La contre saison est menacée
Toute la zone agropastorale de la Mauritanie et l’ouest de la Côte d’Ivoire sont touchés. Par ailleurs, les experts ont aussi constaté que des mauvaises récoltes ont également été enregistrées sur le riz à submersion libre et contrôlée au Mali et en Gambie. Ils diront que la faiblesse et la mauvaise répartition des pluies ont provoqué un déficit hydrique préjudiciable aux cultures de décrue au Tchad, en Mauritanie et au Mali.
Pire, la production halieutique et les cultures de contre saison sont menacées. « La faiblesse des écoulements des eaux des bassins fluviaux et les bas niveaux de remplissage des plans d’eau et barrages ont occasionné des assèchements précoces et risquent d’entraîner de sévères étiages des fleuves, de faible disponibilité en eau pour les cultures de contre saison céréalières et maraîchères et une baisse de la production halieutique », indique le communiqué du CILSS. Cependant, un brin d’espoir vient de certains pays du Golfe de Guinée comme le Ghana, le Togo, le Nigéria et le Bénin où un surplus commercial de maïs pourrait être exporté vers les régions déficitaires du Sahel. Par ailleurs, les experts ont constaté que le déficit fourrager est prononcé dans la bande sahélienne, sauf dans le Gourma au Burkina Faso et au Mali.
Selon eux, cette situation, aggravée par la faible disponibilité en eau d’abreuvement, a engendré une transhumance précoce notamment au Mali, au Niger, au Tchad et en Mauritanie. Du coup, les risques de surpâturage et de conflits sont à craindre dans les zones comme le Delta du Niger, le Gourma, le lac Tchad, le Salamat, le sud du Tchad, le nord de la République centrafricaine et le nord des pays du Golfe de Guinée. Face à cette menace d’insécurité alimentaire, le CILSS a formulé un certain nombre de recommandations à l’attention des Etats, de l’UEMOA, des dispositifs régionaux d’information et d’alerte rapide et aux partenaires techniques et financiers.

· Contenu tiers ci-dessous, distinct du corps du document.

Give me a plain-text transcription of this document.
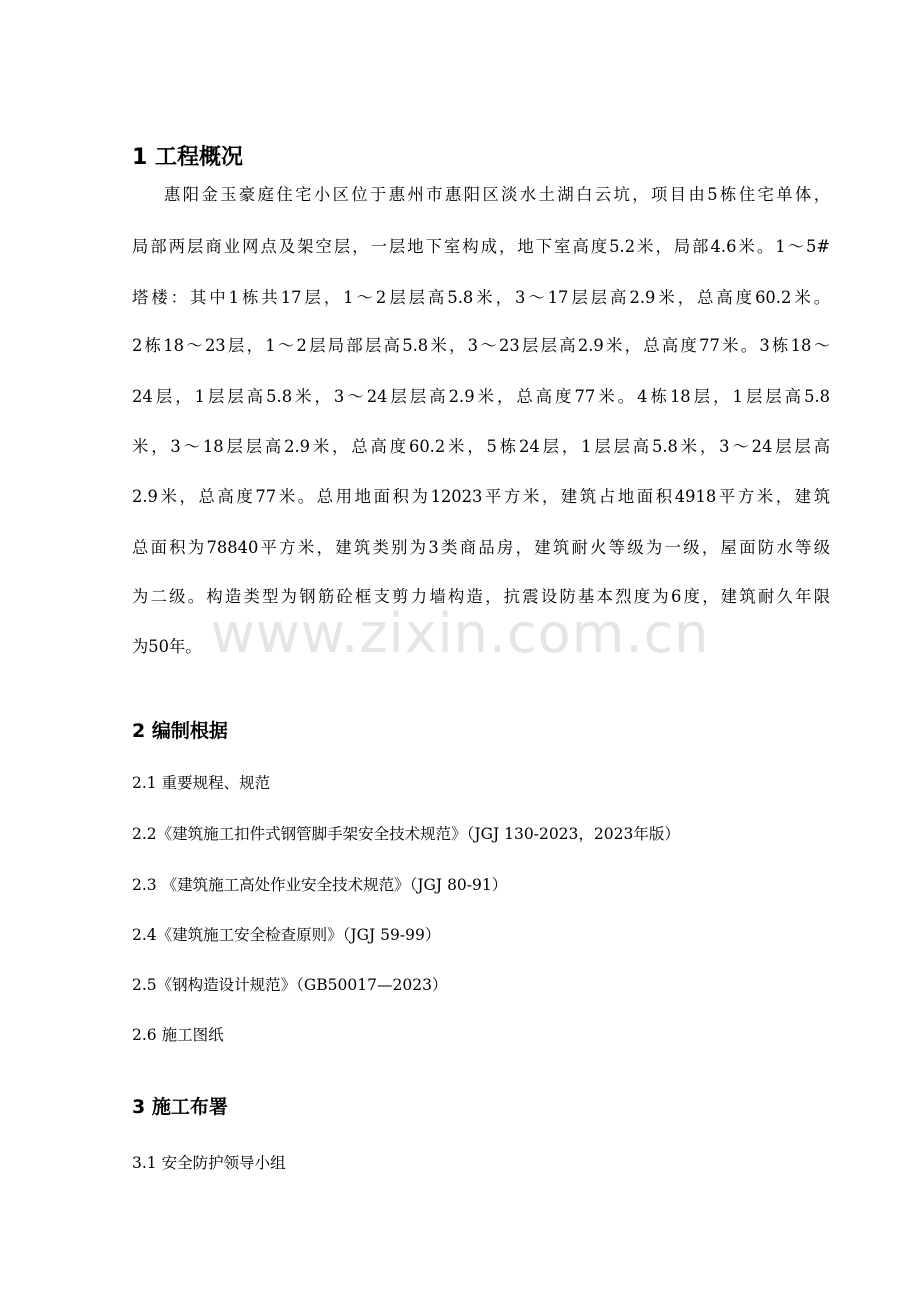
1 工程概况
惠阳金玉豪庭住宅小区位于惠州市惠阳区淡水土湖白云坑，项目由5栋住宅单体，
局部两层商业网点及架空层，一层地下室构成，地下室高度5.2米，局部4.6米。1～5#
塔楼：其中1栋共17层，1～2层层高5.8米，3～17层层高2.9米，总高度60.2米。
2栋18～23层，1～2层局部层高5.8米，3～23层层高2.9米，总高度77米。3栋18～
24层，1层层高5.8米，3～24层层高2.9米，总高度77米。4栋18层，1层层高5.8
米，3～18层层高2.9米，总高度60.2米，5栋24层，1层层高5.8米，3～24层层高
2.9米，总高度77米。总用地面积为12023平方米，建筑占地面积4918平方米，建筑
总面积为78840平方米，建筑类别为3类商品房，建筑耐火等级为一级，屋面防水等级
为二级。构造类型为钢筋砼框支剪力墙构造，抗震设防基本烈度为6度，建筑耐久年限
为50年。
2 编制根据
2.1 重要规程、规范
2.2《建筑施工扣件式钢管脚手架安全技术规范》（JGJ 130-2023，2023年版）
2.3 《建筑施工高处作业安全技术规范》（JGJ 80-91）
2.4《建筑施工安全检查原则》（JGJ 59-99）
2.5《钢构造设计规范》（GB50017—2023）
2.6 施工图纸
3 施工布署
3.1 安全防护领导小组
www.zixin.com.cn
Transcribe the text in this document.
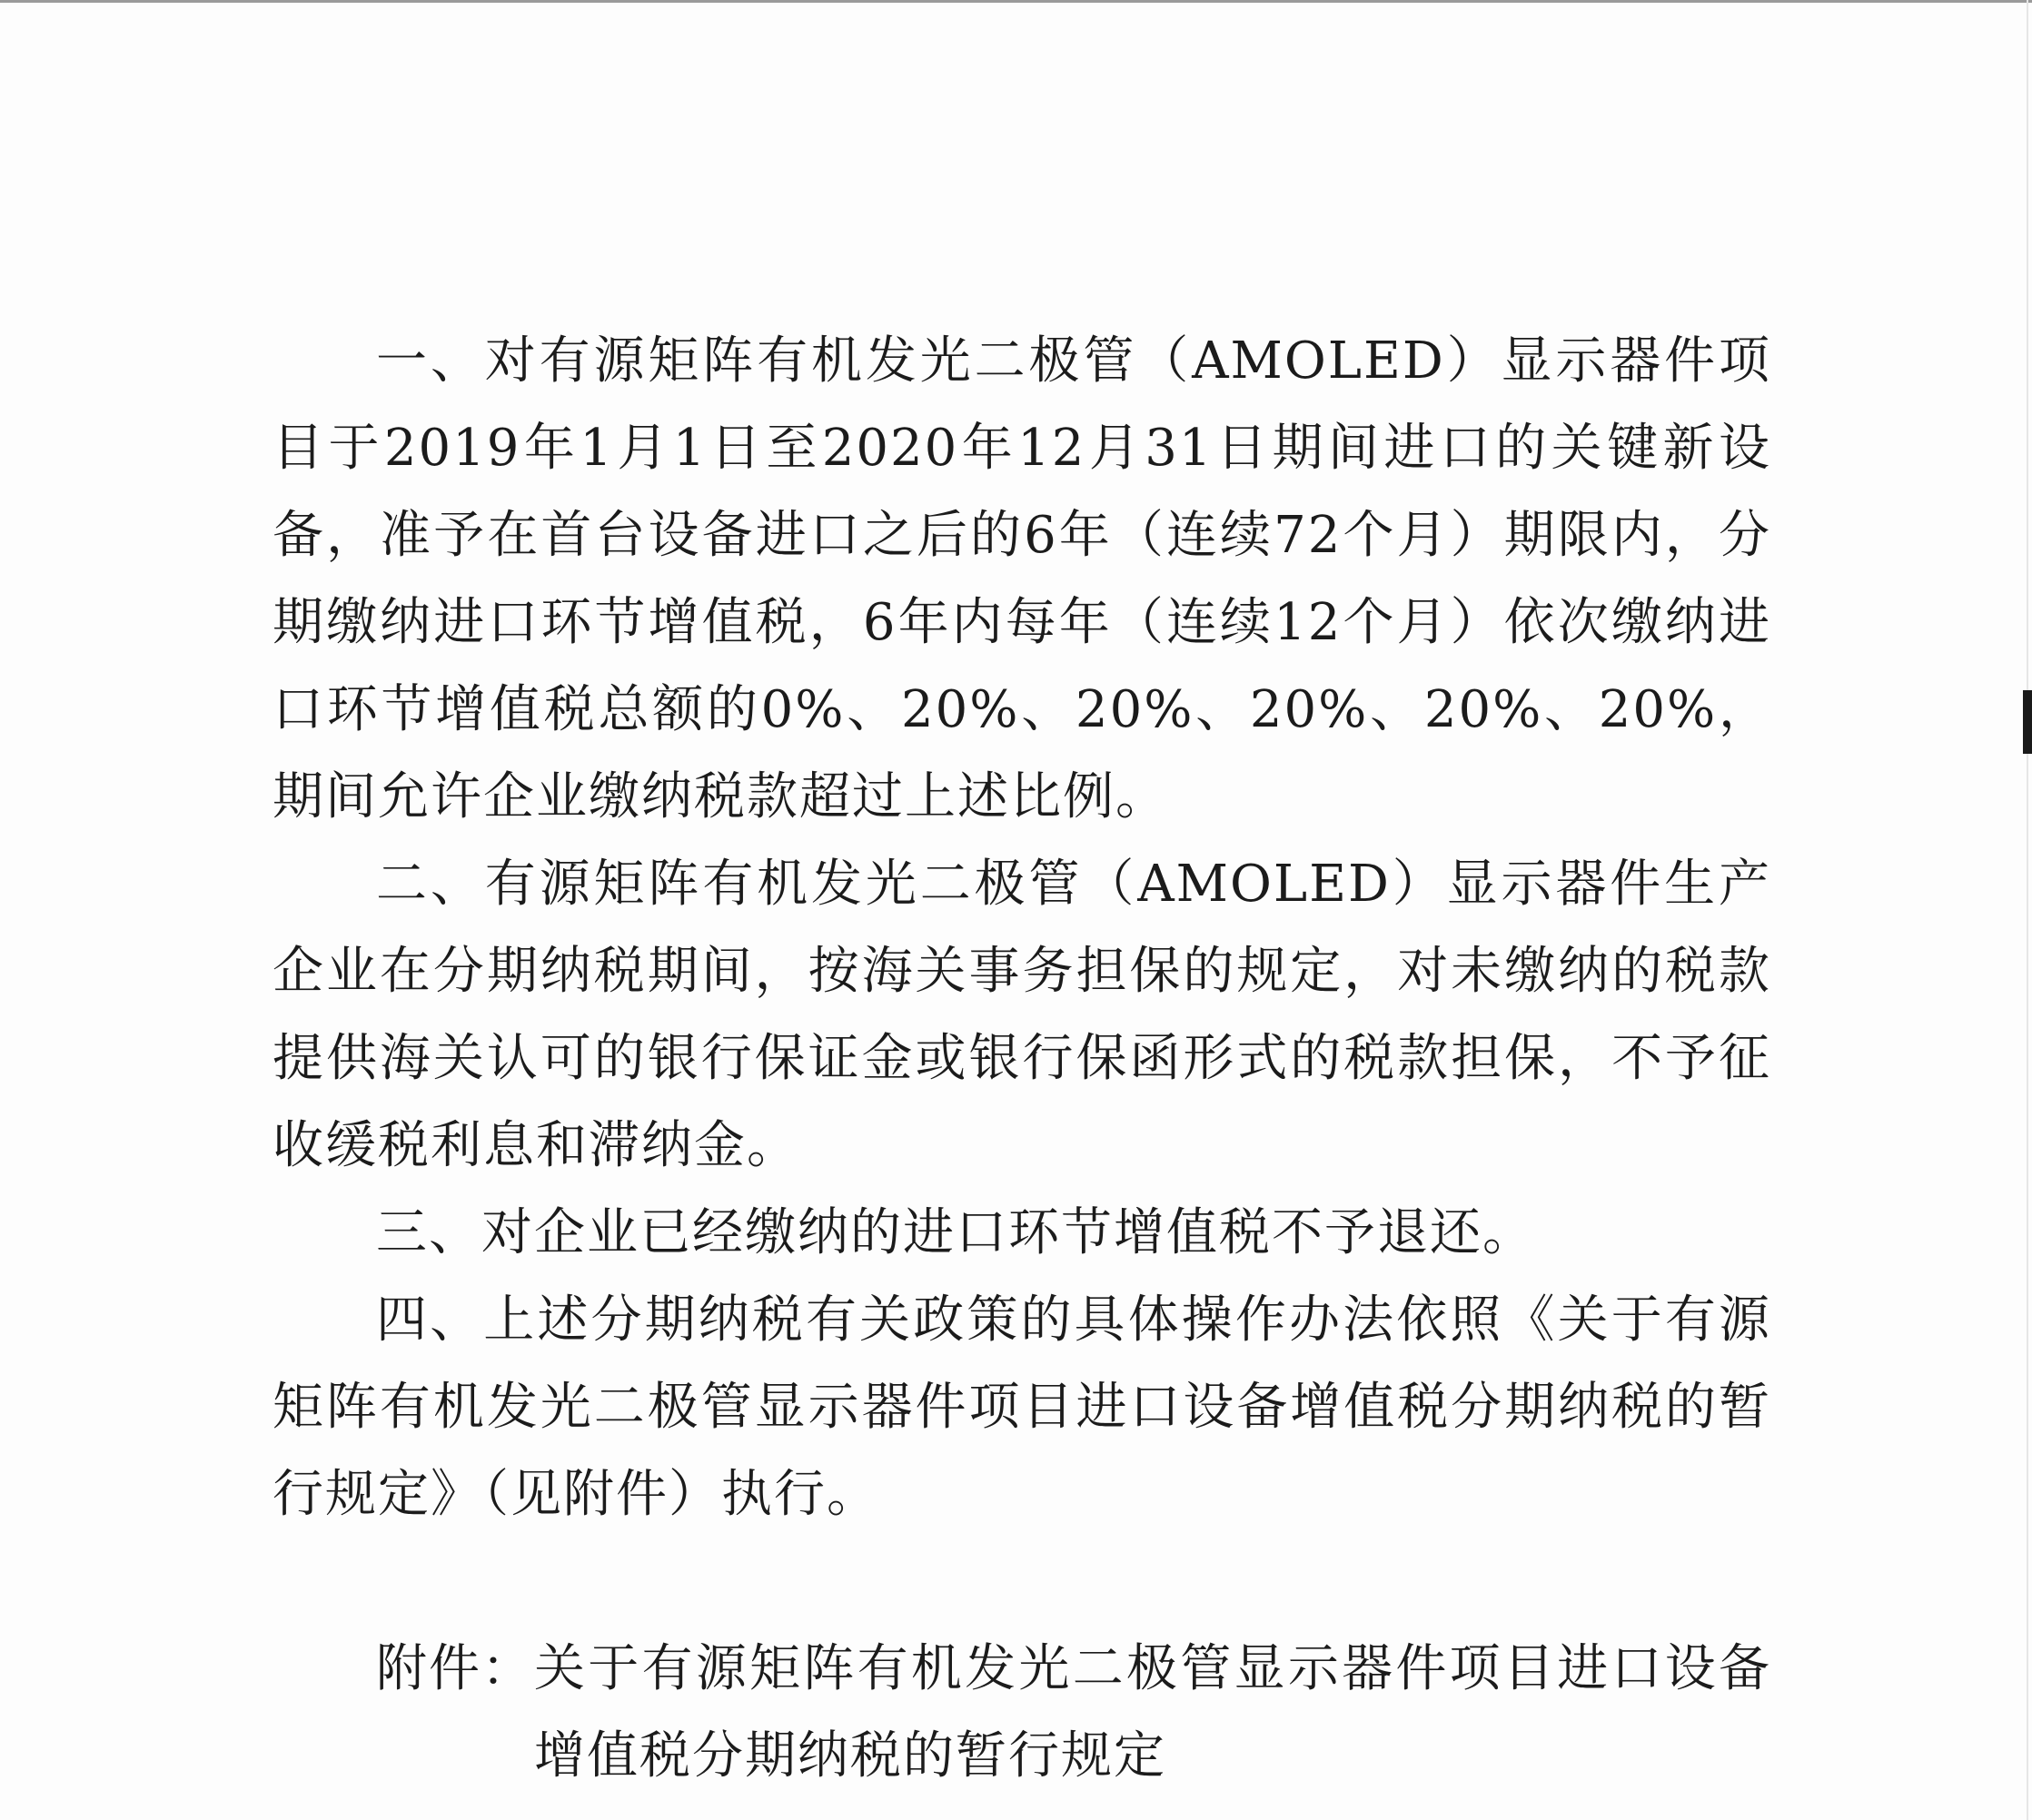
一、对有源矩阵有机发光二极管（AMOLED）显示器件项目于2019年1月1日至2020年12月31日期间进口的关键新设备，准予在首台设备进口之后的6年（连续72个月）期限内，分期缴纳进口环节增值税，6年内每年（连续12个月）依次缴纳进口环节增值税总额的0%、20%、20%、20%、20%、20%，期间允许企业缴纳税款超过上述比例。

二、有源矩阵有机发光二极管（AMOLED）显示器件生产企业在分期纳税期间，按海关事务担保的规定，对未缴纳的税款提供海关认可的银行保证金或银行保函形式的税款担保，不予征收缓税利息和滞纳金。

三、对企业已经缴纳的进口环节增值税不予退还。

四、上述分期纳税有关政策的具体操作办法依照《关于有源矩阵有机发光二极管显示器件项目进口设备增值税分期纳税的暂行规定》（见附件）执行。

附件： 关于有源矩阵有机发光二极管显示器件项目进口设备增值税分期纳税的暂行规定
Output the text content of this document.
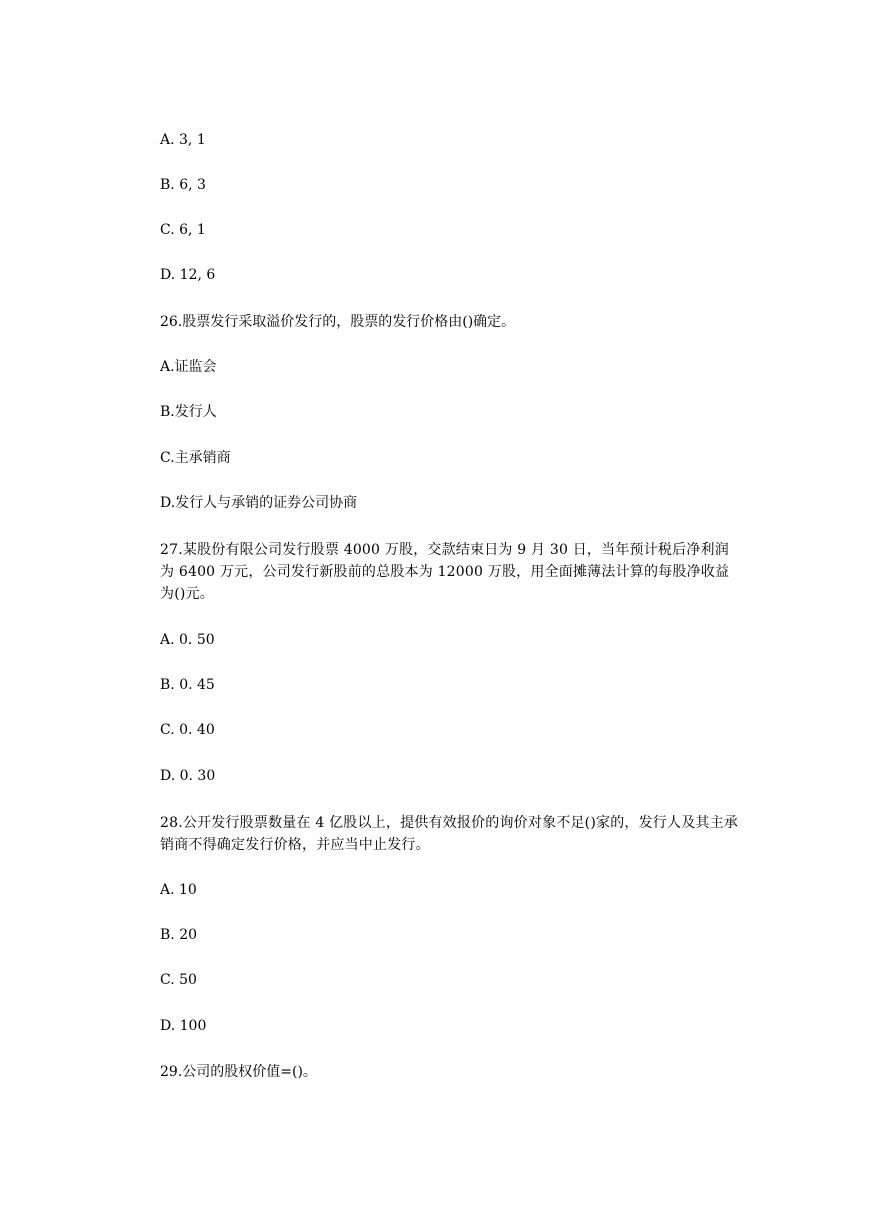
A. 3, 1

B. 6, 3

C. 6, 1

D. 12, 6

26.股票发行采取溢价发行的，股票的发行价格由()确定。

A.证监会

B.发行人

C.主承销商

D.发行人与承销的证券公司协商

27.某股份有限公司发行股票 4000 万股，交款结束日为 9 月 30 日，当年预计税后净利润为 6400 万元，公司发行新股前的总股本为 12000 万股，用全面摊薄法计算的每股净收益为()元。

A. 0. 50

B. 0. 45

C. 0. 40

D. 0. 30

28.公开发行股票数量在 4 亿股以上，提供有效报价的询价对象不足()家的，发行人及其主承销商不得确定发行价格，并应当中止发行。

A. 10

B. 20

C. 50

D. 100

29.公司的股权价值=()。
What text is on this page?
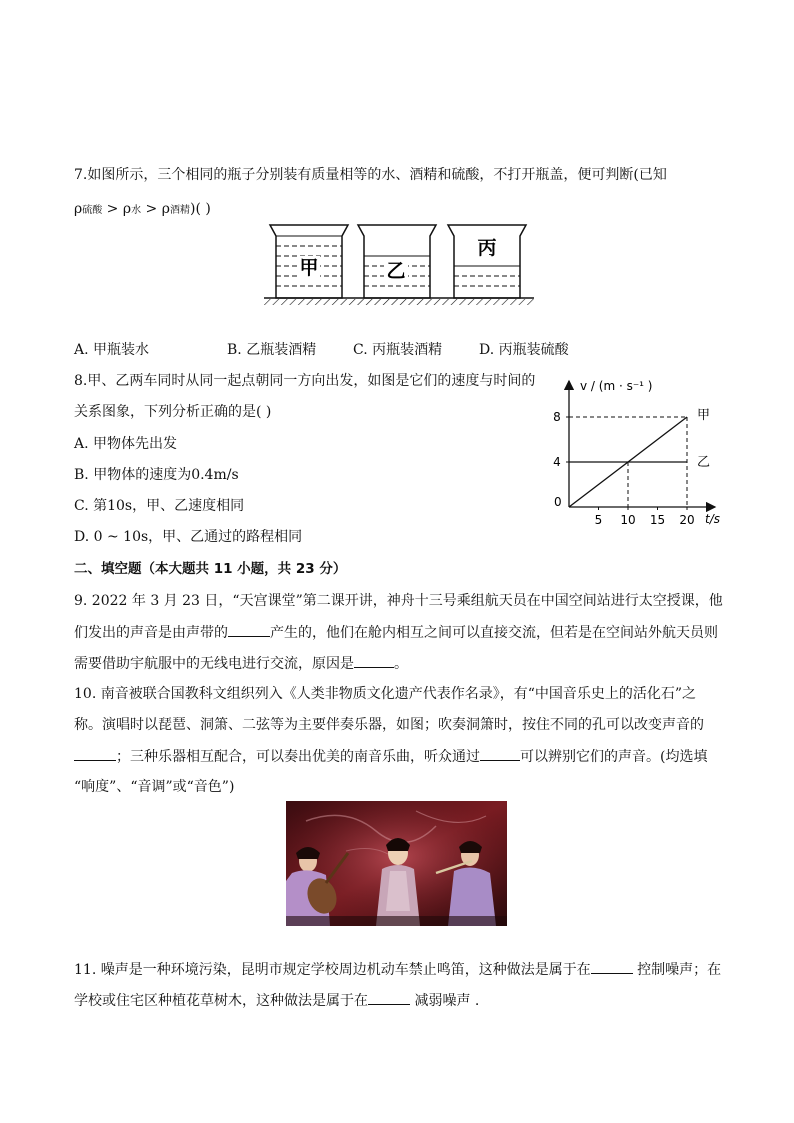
7.如图所示，三个相同的瓶子分别装有质量相等的水、酒精和硫酸，不打开瓶盖，便可判断(已知
ρ硫酸 > ρ水 > ρ酒精)( )
甲	乙
丙
A. 甲瓶装水	B. 乙瓶装酒精	C. 丙瓶装酒精	D. 丙瓶装硫酸
8.甲、乙两车同时从同一起点朝同一方向出发，如图是它们的速度与时间的
关系图象，下列分析正确的是( )
A. 甲物体先出发
B. 甲物体的速度为0.4m/s
C. 第10s，甲、乙速度相同
D. 0 ~ 10s，甲、乙通过的路程相同
v / (m · s⁻¹ )
t/s
0
4
8
5 10 15 20
甲
乙
二、填空题（本大题共 11 小题，共 23 分）
9. 2022 年 3 月 23 日，“天宫课堂”第二课开讲，神舟十三号乘组航天员在中国空间站进行太空授课，他
们发出的声音是由声带的	产生的，他们在舱内相互之间可以直接交流，但若是在空间站外航天员则
需要借助宇航服中的无线电进行交流，原因是	。
10. 南音被联合国教科文组织列入《人类非物质文化遗产代表作名录》，有“中国音乐史上的活化石”之
称。演唱时以琵琶、洞箫、二弦等为主要伴奏乐器，如图；吹奏洞箫时，按住不同的孔可以改变声音的
；三种乐器相互配合，可以奏出优美的南音乐曲，听众通过	可以辨别它们的声音。(均选填
“响度”、“音调”或“音色”)
11. 噪声是一种环境污染，昆明市规定学校周边机动车禁止鸣笛，这种做法是属于在	控制噪声；在
学校或住宅区种植花草树木，这种做法是属于在	减弱噪声 .
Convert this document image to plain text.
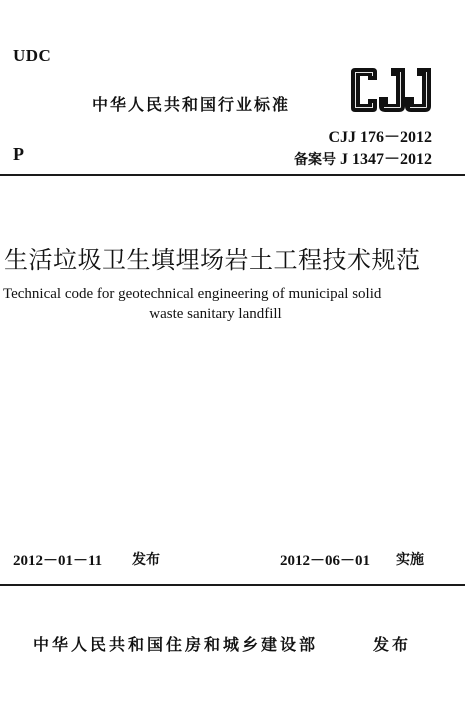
UDC
中华人民共和国行业标准
P
CJJ 176－2012
备案号 J 1347－2012
生活垃圾卫生填埋场岩土工程技术规范
Technical code for geotechnical engineering of municipal solid
waste sanitary landfill
2012－01－11 发布	2012－06－01 实施
中华人民共和国住房和城乡建设部	发布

A l’intention des Etats, les recommandations sont : éviter toutes actions de nature à empêcher le bon fonctionnement des marchés et les échanges transfrontaliers ; conduire les enquêtes de vulnérabilité afin d’affiner le ciblage des populations vulnérables et de proposer des réponses appropriées ; poursuivre et initier dans les meilleurs délais des actions d’assistance aux personnes vulnérables et renforcer leurs moyens d’existence; encourager les cultures de contre-saison partout où c’est possible ; appuyer les éleveurs en aliment pour bétail dans les zones à déficit fourrager élevé, réhabiliter et créer des points d’eau ; reconstituer immédiatement les stocks nationaux de sécurité alimentaire en privilégiant les achats locaux : et anticiper les pics de malnutrition aiguë dans les zones à risque en renforçant les dispositifs de prévention et de prise en charge.